Watch each of Jose Calderon’s 17 assists from last night’s win against the Detroit Pistons and a few things stand out:
- The scorekeepers in Toronto are awfully liberal with the definition of an assist. In the first play, not only does Jonas Valanciunas take a few dribbles against tight defense, he loses the ball and regains it before scoring. But hey, Calderon did have the ball in his possession only about seven seconds before Valanciunas finally scored.
- DeMar DeRozan looks great. Watch him knock down 3′s, hit midrange jumpers as he wheels around curls screens and slash through Detroits permissive defense with long, confident strides to the rim.
- There is almost nothing flashy about Calderon’s assists. No behind-the-back passes. There’s only a single one-handed pass. Most of the assists are just super accurate in their timing and placement.
- Calderon does a lot of gesturing and pointing as he initiates the offense. It’s not just because he’s a continental European, the way he manipulates the offense shows his comprehensive understanding of each play’s options.

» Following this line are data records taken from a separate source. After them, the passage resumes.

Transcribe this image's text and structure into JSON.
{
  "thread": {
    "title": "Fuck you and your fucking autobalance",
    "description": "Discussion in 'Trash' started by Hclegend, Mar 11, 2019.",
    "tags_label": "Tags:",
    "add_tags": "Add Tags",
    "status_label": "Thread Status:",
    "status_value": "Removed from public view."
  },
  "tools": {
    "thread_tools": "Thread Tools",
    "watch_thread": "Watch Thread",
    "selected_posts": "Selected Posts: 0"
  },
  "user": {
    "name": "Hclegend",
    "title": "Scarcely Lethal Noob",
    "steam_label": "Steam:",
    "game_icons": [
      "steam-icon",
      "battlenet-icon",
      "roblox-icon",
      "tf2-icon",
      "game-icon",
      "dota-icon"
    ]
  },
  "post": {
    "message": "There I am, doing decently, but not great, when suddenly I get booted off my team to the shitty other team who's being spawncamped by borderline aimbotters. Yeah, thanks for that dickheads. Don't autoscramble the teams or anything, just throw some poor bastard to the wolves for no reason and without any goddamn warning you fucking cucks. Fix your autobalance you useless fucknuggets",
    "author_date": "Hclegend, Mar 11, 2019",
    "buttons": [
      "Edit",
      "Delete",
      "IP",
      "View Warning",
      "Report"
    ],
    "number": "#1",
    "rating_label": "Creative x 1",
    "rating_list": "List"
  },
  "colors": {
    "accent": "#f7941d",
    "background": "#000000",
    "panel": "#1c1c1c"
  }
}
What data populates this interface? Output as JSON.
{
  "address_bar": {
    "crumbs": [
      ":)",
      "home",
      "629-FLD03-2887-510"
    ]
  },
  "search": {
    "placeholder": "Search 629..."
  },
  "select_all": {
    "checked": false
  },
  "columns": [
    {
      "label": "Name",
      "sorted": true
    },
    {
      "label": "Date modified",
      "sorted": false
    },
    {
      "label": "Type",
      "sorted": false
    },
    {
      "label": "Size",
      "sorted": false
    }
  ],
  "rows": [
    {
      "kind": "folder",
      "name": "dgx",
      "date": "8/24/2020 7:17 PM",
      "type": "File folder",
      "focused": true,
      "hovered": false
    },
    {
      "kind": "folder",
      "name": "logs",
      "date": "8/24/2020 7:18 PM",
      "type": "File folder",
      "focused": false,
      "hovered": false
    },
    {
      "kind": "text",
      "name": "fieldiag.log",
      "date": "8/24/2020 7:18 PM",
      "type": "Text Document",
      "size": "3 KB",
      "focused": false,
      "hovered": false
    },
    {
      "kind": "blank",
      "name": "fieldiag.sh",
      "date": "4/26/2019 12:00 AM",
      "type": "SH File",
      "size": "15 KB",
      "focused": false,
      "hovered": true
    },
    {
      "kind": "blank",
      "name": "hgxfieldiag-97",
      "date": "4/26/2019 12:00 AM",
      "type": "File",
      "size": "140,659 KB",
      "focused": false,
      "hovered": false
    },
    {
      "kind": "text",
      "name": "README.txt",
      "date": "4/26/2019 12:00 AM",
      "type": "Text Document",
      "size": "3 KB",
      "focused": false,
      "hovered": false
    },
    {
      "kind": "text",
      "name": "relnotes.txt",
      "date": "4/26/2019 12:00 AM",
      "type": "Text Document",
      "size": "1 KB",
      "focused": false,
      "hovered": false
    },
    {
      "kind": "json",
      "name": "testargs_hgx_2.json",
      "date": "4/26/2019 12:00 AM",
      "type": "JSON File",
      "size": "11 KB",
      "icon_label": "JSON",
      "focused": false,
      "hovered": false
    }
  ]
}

It’s these last two points that deserve some attention. Watch the way he delivers a basic bounce pass to a curling teammate. The ball leaps up into Derozan’s hip pocket just as he becomes available, allowing him to keep his momentum and maintain his focus on charting a course to the rim. Calderon knows that his job is to put his teammates in positions to succeed. These are NBA players, not all assists need be wide-open 3′s or layups. Sometimes just getting the ball to a player at the exact moment he holds an advantage against his defender is all it takes.
- Assist 13 to Ed Davis: Calderon hits Davis so quickly as Davis pops to the foul line that the forward’s defender is way, way off him when he turns and faces the rim. Fearing that Davis will drive past him if he closes out further, the defender basically give Davis all the time in the world to square up and shoot the foul shot.

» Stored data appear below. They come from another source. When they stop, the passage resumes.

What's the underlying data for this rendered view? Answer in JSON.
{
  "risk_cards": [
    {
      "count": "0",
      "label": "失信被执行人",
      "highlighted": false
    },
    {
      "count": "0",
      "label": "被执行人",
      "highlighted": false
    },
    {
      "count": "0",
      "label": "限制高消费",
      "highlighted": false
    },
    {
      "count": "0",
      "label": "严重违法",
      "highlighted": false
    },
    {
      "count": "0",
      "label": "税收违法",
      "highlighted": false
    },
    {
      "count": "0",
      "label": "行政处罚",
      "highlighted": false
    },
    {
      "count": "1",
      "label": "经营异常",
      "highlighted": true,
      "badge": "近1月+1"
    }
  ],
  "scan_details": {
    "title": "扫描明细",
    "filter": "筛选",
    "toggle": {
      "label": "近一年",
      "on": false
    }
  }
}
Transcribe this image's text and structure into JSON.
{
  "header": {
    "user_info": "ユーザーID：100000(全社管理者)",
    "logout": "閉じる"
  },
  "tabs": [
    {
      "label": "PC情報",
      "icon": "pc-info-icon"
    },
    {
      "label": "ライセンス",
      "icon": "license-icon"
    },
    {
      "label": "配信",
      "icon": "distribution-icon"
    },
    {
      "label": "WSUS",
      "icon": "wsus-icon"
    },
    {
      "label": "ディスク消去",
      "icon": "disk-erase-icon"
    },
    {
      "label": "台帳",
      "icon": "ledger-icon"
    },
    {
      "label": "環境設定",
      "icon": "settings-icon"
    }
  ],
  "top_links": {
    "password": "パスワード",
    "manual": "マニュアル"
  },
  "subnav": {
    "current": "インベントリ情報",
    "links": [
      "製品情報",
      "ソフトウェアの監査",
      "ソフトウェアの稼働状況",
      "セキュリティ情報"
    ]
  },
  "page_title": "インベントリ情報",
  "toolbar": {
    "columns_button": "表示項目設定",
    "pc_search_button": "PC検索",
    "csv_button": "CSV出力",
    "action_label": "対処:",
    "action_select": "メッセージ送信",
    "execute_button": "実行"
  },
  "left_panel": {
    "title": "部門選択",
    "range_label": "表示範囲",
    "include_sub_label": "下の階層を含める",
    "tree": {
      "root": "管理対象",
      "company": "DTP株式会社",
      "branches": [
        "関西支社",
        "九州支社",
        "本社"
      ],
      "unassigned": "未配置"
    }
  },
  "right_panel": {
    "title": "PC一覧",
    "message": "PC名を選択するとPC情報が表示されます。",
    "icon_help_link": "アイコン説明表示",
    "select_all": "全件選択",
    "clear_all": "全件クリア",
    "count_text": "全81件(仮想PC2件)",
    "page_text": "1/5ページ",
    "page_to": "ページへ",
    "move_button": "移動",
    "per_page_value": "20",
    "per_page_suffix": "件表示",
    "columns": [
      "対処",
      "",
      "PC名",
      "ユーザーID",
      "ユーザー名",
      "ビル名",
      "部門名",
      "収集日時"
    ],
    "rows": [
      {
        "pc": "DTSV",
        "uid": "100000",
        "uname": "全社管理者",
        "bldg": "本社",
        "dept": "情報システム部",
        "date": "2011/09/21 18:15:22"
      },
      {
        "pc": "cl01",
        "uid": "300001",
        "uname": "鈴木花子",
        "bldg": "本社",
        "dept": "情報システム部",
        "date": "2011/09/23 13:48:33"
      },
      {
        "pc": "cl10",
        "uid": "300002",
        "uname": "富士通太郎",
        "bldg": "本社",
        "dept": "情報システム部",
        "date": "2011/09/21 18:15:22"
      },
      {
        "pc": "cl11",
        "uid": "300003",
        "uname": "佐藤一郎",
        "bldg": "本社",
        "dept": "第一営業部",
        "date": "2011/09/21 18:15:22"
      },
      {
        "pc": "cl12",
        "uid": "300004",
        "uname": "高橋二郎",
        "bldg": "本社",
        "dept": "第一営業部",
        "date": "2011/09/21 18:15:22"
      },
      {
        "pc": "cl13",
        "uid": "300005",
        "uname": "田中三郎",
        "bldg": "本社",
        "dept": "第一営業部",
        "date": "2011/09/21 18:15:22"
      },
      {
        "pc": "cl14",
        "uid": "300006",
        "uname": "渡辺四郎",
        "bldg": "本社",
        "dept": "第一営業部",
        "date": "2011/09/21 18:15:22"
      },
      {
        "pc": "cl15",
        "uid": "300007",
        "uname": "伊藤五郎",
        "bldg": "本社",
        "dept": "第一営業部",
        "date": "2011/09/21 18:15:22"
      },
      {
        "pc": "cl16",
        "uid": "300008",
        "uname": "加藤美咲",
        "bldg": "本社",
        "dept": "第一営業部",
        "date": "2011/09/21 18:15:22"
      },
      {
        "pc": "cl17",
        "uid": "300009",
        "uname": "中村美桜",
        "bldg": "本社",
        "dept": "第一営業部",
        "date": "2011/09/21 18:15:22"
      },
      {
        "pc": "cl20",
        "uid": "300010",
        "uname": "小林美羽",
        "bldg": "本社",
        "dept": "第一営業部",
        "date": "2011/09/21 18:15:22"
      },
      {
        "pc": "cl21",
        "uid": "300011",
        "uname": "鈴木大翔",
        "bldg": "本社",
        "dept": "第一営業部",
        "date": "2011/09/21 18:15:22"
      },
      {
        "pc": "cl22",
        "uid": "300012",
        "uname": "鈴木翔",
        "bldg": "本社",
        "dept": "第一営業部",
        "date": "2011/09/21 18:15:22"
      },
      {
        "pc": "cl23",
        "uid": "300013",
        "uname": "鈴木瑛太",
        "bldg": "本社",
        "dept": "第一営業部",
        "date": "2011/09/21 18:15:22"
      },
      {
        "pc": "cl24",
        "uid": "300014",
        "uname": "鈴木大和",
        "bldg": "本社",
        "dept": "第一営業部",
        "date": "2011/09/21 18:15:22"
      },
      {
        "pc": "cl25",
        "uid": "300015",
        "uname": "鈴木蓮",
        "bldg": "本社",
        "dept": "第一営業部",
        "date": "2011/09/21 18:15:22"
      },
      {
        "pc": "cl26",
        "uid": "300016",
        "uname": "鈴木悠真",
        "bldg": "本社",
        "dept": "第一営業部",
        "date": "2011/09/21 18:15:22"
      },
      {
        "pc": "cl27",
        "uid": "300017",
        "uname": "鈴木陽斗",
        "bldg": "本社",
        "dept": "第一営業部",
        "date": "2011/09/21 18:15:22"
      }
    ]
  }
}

- Assist 14 to DeMar DeRozan: DeRozan curls off a double screen that appears well-defended. But Calderon doesn’t give up on the action and finds a way to slide a pass DeRozan between the hedging help defender and DeRozan’s own defender who is trailing on the play. Suddenly, the Pistons are out of position and it only takes a few strides for DeRozan to reach the rim.
- Assist 16 to DeMar DeRozan. The play is designed for Alan Anderson to come off a double screen on the left side. Calderon senses his defender over-playing that option and unexpectedly drives to the right, drawing the defender of DeRozan, who is stationed on the right wing. Calderon quickly flips to the ball to DeRozan, hitting him right in the chest thus allowing DeRozan to immediately attack the basket and exploit the brief window created by Calderon’s not-so-threatening drive.

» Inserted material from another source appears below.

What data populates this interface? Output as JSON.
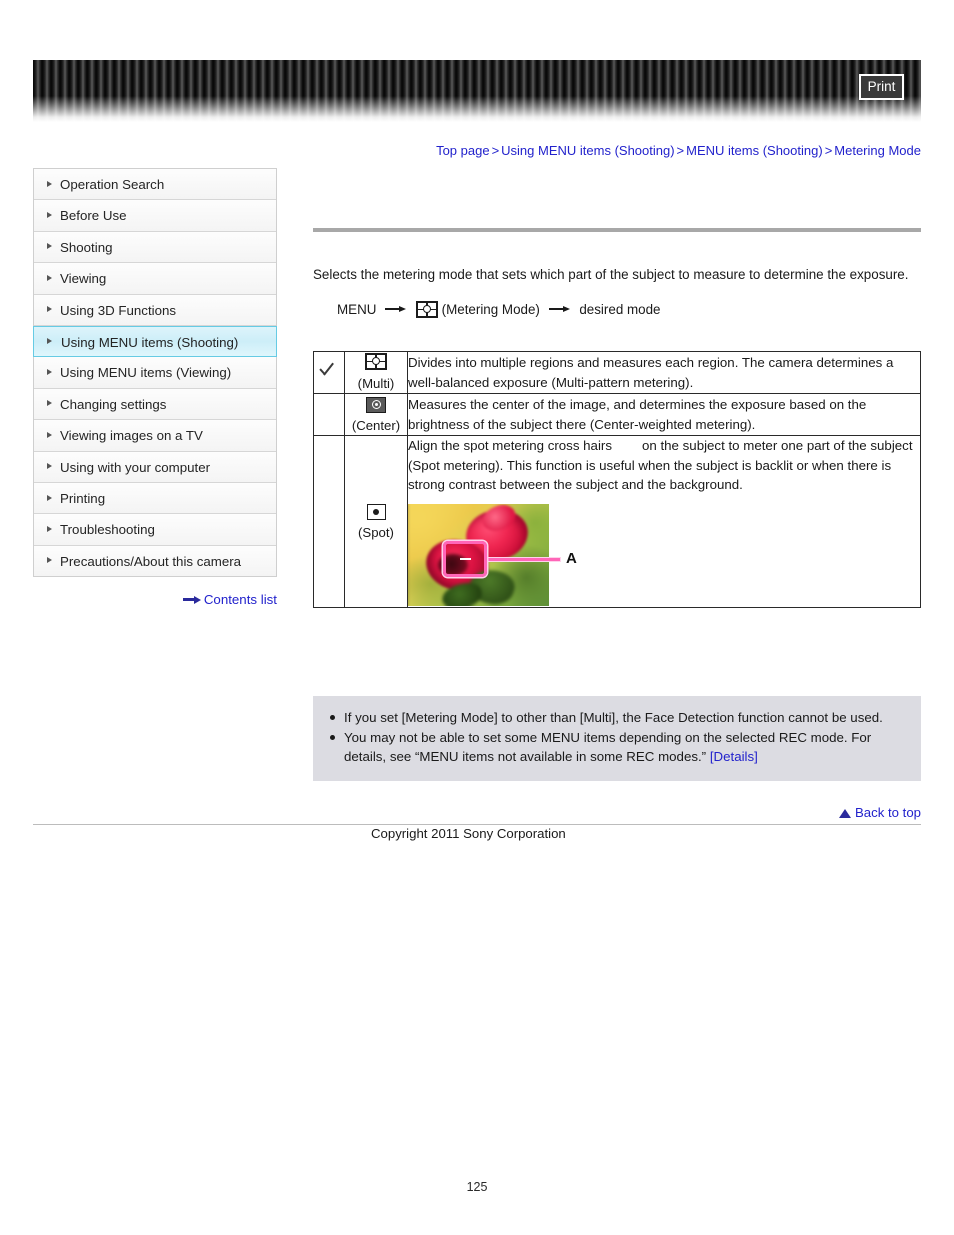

That’s what Calderon does as well as anyone in the league, and something Steve Nash has always done well, too.
Of course Calderon is also known for his excellent pick-and-roll passing. Eight of his assists on Wednesday night came out of pick-and-rolls. Calderon’s feel on these plays is exceptional, as he immediately diagnoses the defense’s rotation and connects with his open teammates. The ball handler in a pick-and-roll has the complex task of both pressuring the defense to create opportunities while at the same time accepting the defense’s response and taking the open play.
He keeps his head up at all times, and keys in on the second help defender on the weakside. Whether that’s a big man or the defender checking the shooter in the opposite corner, how that player responds to the threat of the roll man determines Calderon’s decision. It sounds simple, but the trick is waiting long enough for the defense to declare it’s priorities without missing the best chance to find an open player.
Calderon isn’t the overwhelming creative force of some of his peers, but he has his own special way of maximizing the potential of his teammates. It’s a shame that he has for so long played with teammates that cannot exploit the cracks he sees. But even when he’s most successful, he doesn’t call attention to himself. His game makes everyone else look good, which is about the highest compliment anyone can pay a point guard.